The problem is, however, that as I asserted at the beginning, telco’s don’t do software well. Software as a service from a telco? First, I’d like to see software providing a useful service at a telco

  1. Alex
    May 23rd, 2007 at 14:49 | #1

    Thanks for the plug. :-)

    There are a few categories of software that telcos tend to invest heavily in–although not necessarily with a view to modernity. They are mostly in the area of settlement/billing/clearing, and OSS/BSS. Many of these also are extensions of switch management software or are heavily based around it.

    But, yes, as far as any visibility into the goings-on of the network that provide business-level information and differentiators, virtually nothing apart from some of the reporting functionality in technical diagnostic / analysis packages, which is cursory and makes no attempt whatsoever at broad and purposeful synthesis.

    BTW, I read the “telcos should sell software” idea to mean that telcos should behave more akin to VARs and bundle/host third-party applications that are not endogenously conceived, much in the way that Peter of RAD-Info continuously suggests ISPs do to develop their value-added “managed services.”

  2. Clint Ricker
    May 23rd, 2007 at 14:54 | #2

    Agreed that “software as a service” was meant as a VAR. What I was trying to get across (albeit perhaps a little unclearly) is that they would make a horrible VAR for this–the type of software they would be trying to sell is very antithical to their nature–small, direct, useful, and effective. They simply don’t have experience with this sort of software in any form whatsoever.

  3. Clint Ricker
    May 23rd, 2007 at 15:05 | #3

    In other words, what value do they bring over other VARS? Large customer base? Perhaps, although it remains to be seen that customers will look to telco’s as software vendors. Experience? The closest experience in the field is mobile phone software, which, I’d have to say, demonstrates that they have no understanding of how to market and sell subscription based software ($100 per year for horoscopes on demand?). The combination of the pipe? Perhaps, but this gets into dangerous territory.

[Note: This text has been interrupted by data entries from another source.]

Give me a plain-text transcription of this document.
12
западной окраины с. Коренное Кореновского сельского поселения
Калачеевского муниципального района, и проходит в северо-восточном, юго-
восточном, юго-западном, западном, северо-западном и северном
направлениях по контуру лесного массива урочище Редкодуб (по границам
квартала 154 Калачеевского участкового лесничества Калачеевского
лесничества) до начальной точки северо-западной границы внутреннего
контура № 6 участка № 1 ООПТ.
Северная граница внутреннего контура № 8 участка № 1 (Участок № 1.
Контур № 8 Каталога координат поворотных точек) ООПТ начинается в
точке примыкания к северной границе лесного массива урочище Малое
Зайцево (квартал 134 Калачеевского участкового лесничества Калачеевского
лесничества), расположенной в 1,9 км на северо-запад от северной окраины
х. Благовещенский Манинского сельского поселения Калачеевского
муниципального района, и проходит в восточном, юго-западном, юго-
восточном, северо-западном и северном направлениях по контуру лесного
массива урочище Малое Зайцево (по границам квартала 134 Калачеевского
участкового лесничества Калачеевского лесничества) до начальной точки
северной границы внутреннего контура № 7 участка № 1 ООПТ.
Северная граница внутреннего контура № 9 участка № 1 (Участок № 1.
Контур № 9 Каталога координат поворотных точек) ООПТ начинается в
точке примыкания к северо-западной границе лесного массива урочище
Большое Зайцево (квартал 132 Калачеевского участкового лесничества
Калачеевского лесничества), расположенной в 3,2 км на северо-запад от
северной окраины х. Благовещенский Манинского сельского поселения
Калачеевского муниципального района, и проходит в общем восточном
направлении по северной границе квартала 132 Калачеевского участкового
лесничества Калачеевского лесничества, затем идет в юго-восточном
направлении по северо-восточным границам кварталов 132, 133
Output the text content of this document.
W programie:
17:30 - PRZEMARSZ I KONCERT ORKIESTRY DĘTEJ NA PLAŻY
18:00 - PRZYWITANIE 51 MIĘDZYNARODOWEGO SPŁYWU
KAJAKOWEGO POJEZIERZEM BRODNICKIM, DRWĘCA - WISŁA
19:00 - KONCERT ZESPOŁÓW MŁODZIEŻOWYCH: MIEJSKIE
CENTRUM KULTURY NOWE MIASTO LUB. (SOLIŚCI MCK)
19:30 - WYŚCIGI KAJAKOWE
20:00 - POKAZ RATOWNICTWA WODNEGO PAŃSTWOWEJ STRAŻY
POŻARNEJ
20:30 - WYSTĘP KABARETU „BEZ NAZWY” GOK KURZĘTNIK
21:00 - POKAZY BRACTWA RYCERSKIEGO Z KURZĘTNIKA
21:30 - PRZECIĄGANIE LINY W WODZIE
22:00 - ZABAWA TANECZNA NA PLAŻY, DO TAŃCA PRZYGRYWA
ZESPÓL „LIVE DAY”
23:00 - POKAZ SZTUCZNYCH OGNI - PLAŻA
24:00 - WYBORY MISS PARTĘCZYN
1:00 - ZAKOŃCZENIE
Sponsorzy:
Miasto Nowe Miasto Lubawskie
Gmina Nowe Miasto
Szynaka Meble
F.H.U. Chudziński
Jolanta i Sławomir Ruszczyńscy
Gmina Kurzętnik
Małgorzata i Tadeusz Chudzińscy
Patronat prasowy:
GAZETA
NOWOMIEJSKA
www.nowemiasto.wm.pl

    The reality is that they would be better served by staying communication companies, and seeking to look for ways to add value to their communication offerings. If they want to sell software as a service, first provide visibility into the business usage portions. Then–and only then–start bundling in software that deals with that. Sell an integrated version of Salesforce or SugarCRM that automatically logs your calls to each of your clients. Sell a billing solution (although I would be VERY hesitant to buy any billing solution recommended by a telco–can you say kiss of death?) that automatically logs each phone calls to each client record for billing.

    Converting your customers to new workforce models that are, in the end, antithical to your way of doing business just gets them halfway down the road to going somewhere else. Convert a customer to using Salesforce? Just gives them more incentive to use a communication provider that actually integrates with it.

  4. Alex
    May 23rd, 2007 at 16:57 | #4

    I agree that integration with their access and transport offerings is a very important and value-added aspect of anything they could offer, whereas competing in the VAR space generally would offer no differentiators; in some ways, it might even be worse, since, as you pointed out, they don’t really have the infrastructure or dynamism to develop groundbreaking service expertise outside of their defining core.

    On the other hand, RBOCs aside, a lot of CLECs are in the ISP and managed service provider business as well, both as a revenue-recovery strategy and to leverage the external self-concept of an “integrated” and “bundled” business communications “solution” provider.

    But yes, there’s no particular reason to sign up for Salesforce or some CRM or whatever hosted by a telco just because it is, unless it projected visibility and manageability into the core product space. I don’t know that the article necessarily ruled that out, though.

  5. Alex
    May 23rd, 2007 at 17:04 | #5

    Speaking of great software for telcos, I have nothing but good things to say about TransNexus’s
    Least Cost Routing and VoIP OSS/BSS products.